Dr Gill called for a “degree of pragmatism”.
“If a person older than 60 is already furloughed from work, then there is no significant disadvantage to personally implementing a more stringent approach to social distancing and self-isolation,” he said.
“Conversely, if a person is still required to attend work, then a discussion with their employer to assess if there are additional ways that their exposure could be reduced further would be seen by many as a reasonable conversation to have.”

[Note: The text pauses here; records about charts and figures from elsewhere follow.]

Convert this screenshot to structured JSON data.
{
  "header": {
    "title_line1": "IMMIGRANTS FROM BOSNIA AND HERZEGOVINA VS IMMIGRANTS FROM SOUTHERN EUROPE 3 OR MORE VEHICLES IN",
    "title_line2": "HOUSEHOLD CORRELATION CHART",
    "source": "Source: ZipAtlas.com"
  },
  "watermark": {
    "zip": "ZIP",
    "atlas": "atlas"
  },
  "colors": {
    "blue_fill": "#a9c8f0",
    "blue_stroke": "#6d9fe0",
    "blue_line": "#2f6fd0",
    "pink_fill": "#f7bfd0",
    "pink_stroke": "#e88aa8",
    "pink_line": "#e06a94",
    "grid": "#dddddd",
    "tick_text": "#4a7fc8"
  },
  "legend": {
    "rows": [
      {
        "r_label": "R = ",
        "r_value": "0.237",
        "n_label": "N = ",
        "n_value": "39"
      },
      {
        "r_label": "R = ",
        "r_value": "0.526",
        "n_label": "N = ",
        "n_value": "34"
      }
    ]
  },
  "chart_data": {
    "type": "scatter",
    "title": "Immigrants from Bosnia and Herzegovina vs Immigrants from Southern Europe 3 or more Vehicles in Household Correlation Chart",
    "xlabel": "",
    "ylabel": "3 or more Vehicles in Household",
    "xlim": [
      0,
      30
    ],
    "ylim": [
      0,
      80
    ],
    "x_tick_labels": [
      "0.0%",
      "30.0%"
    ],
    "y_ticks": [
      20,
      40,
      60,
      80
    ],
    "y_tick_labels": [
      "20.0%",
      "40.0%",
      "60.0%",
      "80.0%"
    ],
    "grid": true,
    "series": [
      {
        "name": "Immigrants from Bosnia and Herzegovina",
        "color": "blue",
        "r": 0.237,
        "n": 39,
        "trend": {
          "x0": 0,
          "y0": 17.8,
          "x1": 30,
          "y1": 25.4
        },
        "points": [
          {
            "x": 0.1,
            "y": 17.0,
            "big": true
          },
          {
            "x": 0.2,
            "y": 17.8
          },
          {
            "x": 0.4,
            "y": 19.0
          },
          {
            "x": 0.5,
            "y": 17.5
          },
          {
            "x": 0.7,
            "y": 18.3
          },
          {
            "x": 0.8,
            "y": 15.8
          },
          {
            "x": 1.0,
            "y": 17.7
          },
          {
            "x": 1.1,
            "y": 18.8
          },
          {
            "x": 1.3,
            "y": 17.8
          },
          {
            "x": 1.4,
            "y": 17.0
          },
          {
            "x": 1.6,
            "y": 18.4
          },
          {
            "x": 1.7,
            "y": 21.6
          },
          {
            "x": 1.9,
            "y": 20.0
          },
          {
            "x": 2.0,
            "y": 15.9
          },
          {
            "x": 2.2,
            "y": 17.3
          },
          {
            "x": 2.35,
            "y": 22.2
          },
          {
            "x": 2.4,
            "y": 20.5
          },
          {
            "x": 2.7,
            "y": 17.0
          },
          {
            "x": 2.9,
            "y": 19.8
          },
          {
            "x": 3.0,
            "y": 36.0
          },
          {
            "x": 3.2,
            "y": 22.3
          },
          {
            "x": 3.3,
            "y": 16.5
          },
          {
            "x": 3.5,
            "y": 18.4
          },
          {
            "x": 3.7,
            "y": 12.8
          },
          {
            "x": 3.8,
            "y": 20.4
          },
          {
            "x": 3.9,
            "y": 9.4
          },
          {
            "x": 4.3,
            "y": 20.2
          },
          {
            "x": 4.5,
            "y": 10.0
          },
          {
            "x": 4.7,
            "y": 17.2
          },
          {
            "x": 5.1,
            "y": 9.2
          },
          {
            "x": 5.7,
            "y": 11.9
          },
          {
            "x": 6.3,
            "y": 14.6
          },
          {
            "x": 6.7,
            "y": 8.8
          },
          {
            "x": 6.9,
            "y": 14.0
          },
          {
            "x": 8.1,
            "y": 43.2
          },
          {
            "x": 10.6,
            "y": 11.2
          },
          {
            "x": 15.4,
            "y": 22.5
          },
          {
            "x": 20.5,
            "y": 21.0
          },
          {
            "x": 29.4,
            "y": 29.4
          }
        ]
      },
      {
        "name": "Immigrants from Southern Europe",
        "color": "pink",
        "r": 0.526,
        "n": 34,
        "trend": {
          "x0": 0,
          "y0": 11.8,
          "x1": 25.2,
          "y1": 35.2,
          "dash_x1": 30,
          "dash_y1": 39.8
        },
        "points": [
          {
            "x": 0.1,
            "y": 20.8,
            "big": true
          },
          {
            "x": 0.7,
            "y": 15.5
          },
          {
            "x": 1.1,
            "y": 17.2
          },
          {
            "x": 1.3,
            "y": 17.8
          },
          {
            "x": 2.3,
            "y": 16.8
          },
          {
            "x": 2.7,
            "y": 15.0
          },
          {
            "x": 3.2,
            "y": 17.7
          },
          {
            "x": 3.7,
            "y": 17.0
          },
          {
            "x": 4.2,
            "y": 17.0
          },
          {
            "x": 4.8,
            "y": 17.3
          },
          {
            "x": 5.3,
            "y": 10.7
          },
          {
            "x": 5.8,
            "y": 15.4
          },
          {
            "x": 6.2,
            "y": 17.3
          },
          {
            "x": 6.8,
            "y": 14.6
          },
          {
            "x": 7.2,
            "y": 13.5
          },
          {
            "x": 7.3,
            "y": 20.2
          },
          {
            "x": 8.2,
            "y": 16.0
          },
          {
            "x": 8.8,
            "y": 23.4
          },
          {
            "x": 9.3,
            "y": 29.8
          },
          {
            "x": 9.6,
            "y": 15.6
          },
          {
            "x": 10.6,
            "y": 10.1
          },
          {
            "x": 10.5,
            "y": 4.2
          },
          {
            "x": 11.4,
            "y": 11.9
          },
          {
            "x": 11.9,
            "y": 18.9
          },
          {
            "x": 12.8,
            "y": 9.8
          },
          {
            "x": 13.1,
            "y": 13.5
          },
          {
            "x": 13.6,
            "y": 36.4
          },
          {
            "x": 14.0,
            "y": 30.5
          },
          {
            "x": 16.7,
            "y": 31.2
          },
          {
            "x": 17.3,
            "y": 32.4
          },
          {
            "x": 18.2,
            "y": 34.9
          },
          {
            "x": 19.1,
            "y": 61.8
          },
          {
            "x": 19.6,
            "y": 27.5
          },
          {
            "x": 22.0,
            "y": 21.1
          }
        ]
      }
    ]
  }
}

Two experts also raised concerns about the call for retired NHS staff to return to work amid the outbreak.
“Although not specifically discussed in this article, this does perhaps raise the question of whether healthcare workers in that age group should be shielded from frontline care of patients with COVID-19, particularly if they have additional risk factors,” said Dr Andrew Freeman from Cardiff University.
What is the coronavirus?
The coronavirus is one of seven strains of a virus class that are known to infect humans.
Others trigger everything from the common cold to severe acute respiratory syndrome (Sars), which killed 774 people during its 2002/3 outbreak.
Since the coronavirus outbreak was identified, more than 2.5 million cases have been confirmed worldwide, according to Johns Hopkins University.
Of these cases, over 695,300 are known to have “recovered”.
Globally, the death toll has exceeded 178,400.
The coronavirus mainly spreads face-to-face via infected droplets expelled in a cough or sneeze.
Although most cases are mild, pneumonia can come about if the coronavirus spreads to the air sacs in the lungs.
This causes them to become inflamed and filled with fluid or pus.
The lungs then struggle to draw in air, resulting in reduced oxygen in the bloodstream and a build-up of carbon dioxide.
The coronavirus has no “set” treatment, with most patients naturally fighting off the infection.
Those requiring hospitalisation are given “supportive care”, like ventilation, while their immune system gets to work.